Why? Your run-of-the-mill headache is usually a tension headache. This implies that muscles around your throat, neck, back of neck and on your scalp have become so tight and irritated that they actually cause headaches. Often times when you massage the correct muscle, you can reproduce the headache symptoms indicating the muscle you have touched is causing your headache.
Prevention tip: Drink plenty of water, exercise and stretch regularly.
If you have muscle soreness
Try this: Massage or foam rolling the area, moist heat, light exercise
Why? Muscles soreness after a morning jog or a hike is a good thing and completely normal. It means you’ve worked your muscles to hard and your body is healing. Massage, foam rolling and warmth help dilate your blood vessels and bring more nutrients to your muscles for healing.
Prevention tip: Maintain good posture, regular exercise, stretch once you’ve warmed up.
If you have joint pain
Try this: Gentle exercise, ice, heat, stretching
Why? Joint pain could be caused for many reasons. Generally speaking, heating or icing are the preferred treatments as they can help increase healing and decrease local pain.
If you have sciatic leg pain
Try this: Deep tissue massage, foam roll or rolling on a softball, chiropractic, physical therapy.
Why? Pain that travels down your leg could be due to tight muscles around your hip, lumbar disc injury or sciatic nerve irritation. In all cases, working on the muscles can be relieving but if the pain persists, your could have a more serious injury which requires professional assistance.
Prevention tip: Core exercises, stretching regularly.
In any of these scenarios, taking a pain medication may be helpful at reducing or even eliminating your pain.

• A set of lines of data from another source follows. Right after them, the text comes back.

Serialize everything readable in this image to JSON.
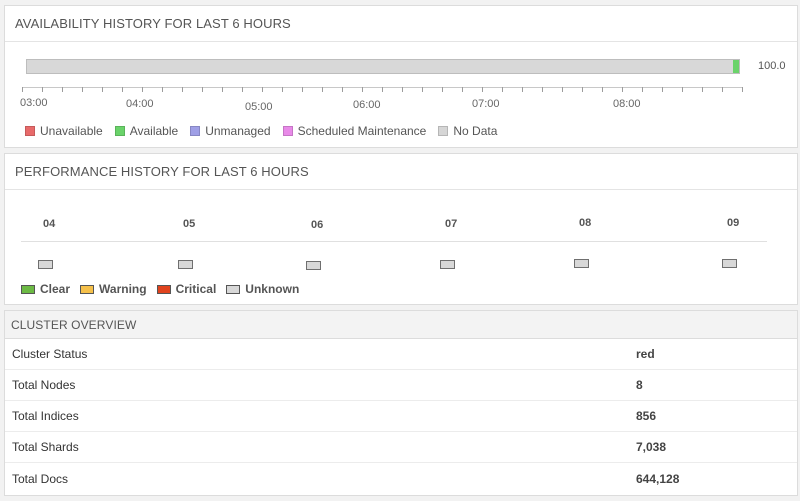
{
  "availability": {
    "title": "AVAILABILITY HISTORY FOR LAST 6 HOURS",
    "available_percent": 100.0,
    "value_label": "100.0",
    "time_labels": [
      "03:00",
      "04:00",
      "05:00",
      "06:00",
      "07:00",
      "08:00"
    ],
    "legend": [
      {
        "label": "Unavailable",
        "color": "#e86a6a"
      },
      {
        "label": "Available",
        "color": "#6ad36a"
      },
      {
        "label": "Unmanaged",
        "color": "#9f9fe6"
      },
      {
        "label": "Scheduled Maintenance",
        "color": "#e88ae8"
      },
      {
        "label": "No Data",
        "color": "#d6d6d6"
      }
    ]
  },
  "performance": {
    "title": "PERFORMANCE HISTORY FOR LAST 6 HOURS",
    "hours": [
      "04",
      "05",
      "06",
      "07",
      "08",
      "09"
    ],
    "status": [
      "Unknown",
      "Unknown",
      "Unknown",
      "Unknown",
      "Unknown",
      "Unknown"
    ],
    "legend": [
      {
        "label": "Clear",
        "color": "#6cba44"
      },
      {
        "label": "Warning",
        "color": "#f5c04a"
      },
      {
        "label": "Critical",
        "color": "#e0431e"
      },
      {
        "label": "Unknown",
        "color": "#d8d8d8"
      }
    ]
  },
  "cluster": {
    "title": "CLUSTER OVERVIEW",
    "rows": [
      {
        "label": "Cluster Status",
        "value": "red"
      },
      {
        "label": "Total Nodes",
        "value": "8"
      },
      {
        "label": "Total Indices",
        "value": "856"
      },
      {
        "label": "Total Shards",
        "value": "7,038"
      },
      {
        "label": "Total Docs",
        "value": "644,128"
      }
    ]
  }
}
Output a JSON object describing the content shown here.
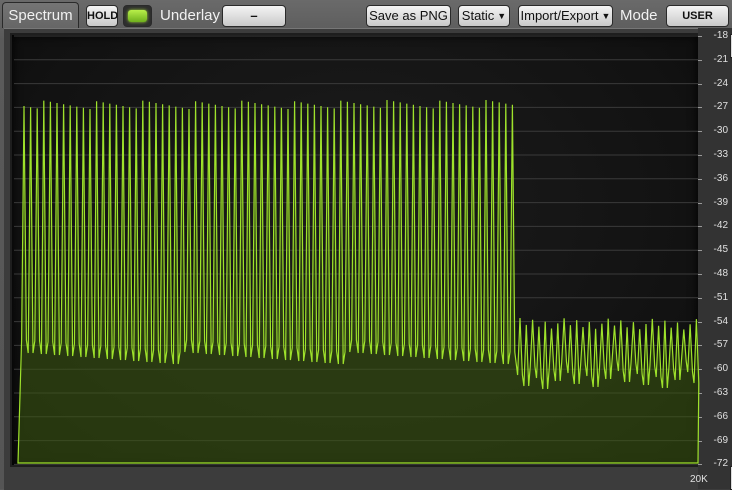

However, pain is a symptom not a problem. Taking pain medications only serves to eliminate a symptom of the underlying problem. If left unchecked, these small issues can build to become large problems which require extensive rehabilitation or even surgery. Let’s not forget, prolonged use of NSAIDs or prescription pain medication can have serious side effects including heart attack, stroke, ulcers, stomach bleeding, liver and kidney failure, drug addiction and even death.
When in doubt, seek advice from your chiropractor or physical therapist. Otherwise, use these simple tips to help manage your daily aches and pains.